Cabin crew announcements appear at the top of the display and inform passengers of events such as flight schedule and meal delivery. The cabin crew can update all flight events – such as the flight schedule and the food menu – in real time.
Delta Airlines creates ‘glass bottom’ iPad app for its planes so passengers can look at view
Delta airlines introduced an iPad app, which lets aeroplane passengers admire the view, keep up to speed with their flight’s progress and find out what is going on 30,000ft below.
The ‘glass bottom jet’ feature is accessed through in-flight Wi-Fi from 10,000 ft and allows passengers to track their flight by watching a computerised image of the plane on their handheld device.
Image Source: Dailymail.co.uk
The modern-day travellers expect airline experiences which are inline and at par with other industries, as innovative products and services in one industry raise the bar for all industries. To cater to these travellers airlines and airports must consistently work towards designing customer experiences from a holistic perspective, integrating both online and offline channels.

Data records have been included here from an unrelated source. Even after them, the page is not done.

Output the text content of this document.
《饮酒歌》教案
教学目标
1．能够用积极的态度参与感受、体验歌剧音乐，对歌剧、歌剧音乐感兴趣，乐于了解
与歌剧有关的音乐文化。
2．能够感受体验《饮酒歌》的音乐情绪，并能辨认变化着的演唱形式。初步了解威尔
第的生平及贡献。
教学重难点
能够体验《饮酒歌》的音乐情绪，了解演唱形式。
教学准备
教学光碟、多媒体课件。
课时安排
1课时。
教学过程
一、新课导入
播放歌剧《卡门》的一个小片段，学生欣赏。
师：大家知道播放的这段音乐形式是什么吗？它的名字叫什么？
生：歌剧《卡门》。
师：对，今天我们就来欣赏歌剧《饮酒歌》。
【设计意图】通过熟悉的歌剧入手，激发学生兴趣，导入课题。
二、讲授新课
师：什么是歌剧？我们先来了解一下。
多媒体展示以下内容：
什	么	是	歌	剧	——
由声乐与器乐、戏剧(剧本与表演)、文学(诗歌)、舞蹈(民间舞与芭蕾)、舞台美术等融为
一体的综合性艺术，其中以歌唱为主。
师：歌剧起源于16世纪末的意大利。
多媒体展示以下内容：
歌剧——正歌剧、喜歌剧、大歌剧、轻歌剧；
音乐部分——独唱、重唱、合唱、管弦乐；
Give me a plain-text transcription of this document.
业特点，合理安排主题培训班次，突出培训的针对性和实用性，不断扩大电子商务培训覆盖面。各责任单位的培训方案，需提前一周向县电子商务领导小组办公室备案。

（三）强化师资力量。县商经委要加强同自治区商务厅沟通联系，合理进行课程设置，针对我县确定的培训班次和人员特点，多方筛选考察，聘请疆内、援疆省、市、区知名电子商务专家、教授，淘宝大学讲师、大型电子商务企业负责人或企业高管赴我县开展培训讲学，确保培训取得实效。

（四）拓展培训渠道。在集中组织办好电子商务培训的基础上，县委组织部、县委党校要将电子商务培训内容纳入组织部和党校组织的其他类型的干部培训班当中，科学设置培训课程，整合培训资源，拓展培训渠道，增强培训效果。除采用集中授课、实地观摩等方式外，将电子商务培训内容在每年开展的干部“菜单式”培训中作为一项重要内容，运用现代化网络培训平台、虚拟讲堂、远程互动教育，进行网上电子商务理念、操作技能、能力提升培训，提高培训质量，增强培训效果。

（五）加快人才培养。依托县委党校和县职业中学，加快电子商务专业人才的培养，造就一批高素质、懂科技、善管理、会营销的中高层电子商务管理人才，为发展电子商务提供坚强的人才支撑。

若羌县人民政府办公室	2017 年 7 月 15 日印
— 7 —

Today’s digitally-savvy customers expect personalised, on-time solutions which solve real-life problems for them. Simply adding digital assets is not the solution, the new-age flyer expects a seamless and delightful experience. As airlines consistently work towards building on-demand, real-time and end-to-end solutions for customers, we can expect that the future of airline travel is going to be a lot more exciting for flyers and profitable for the airlines.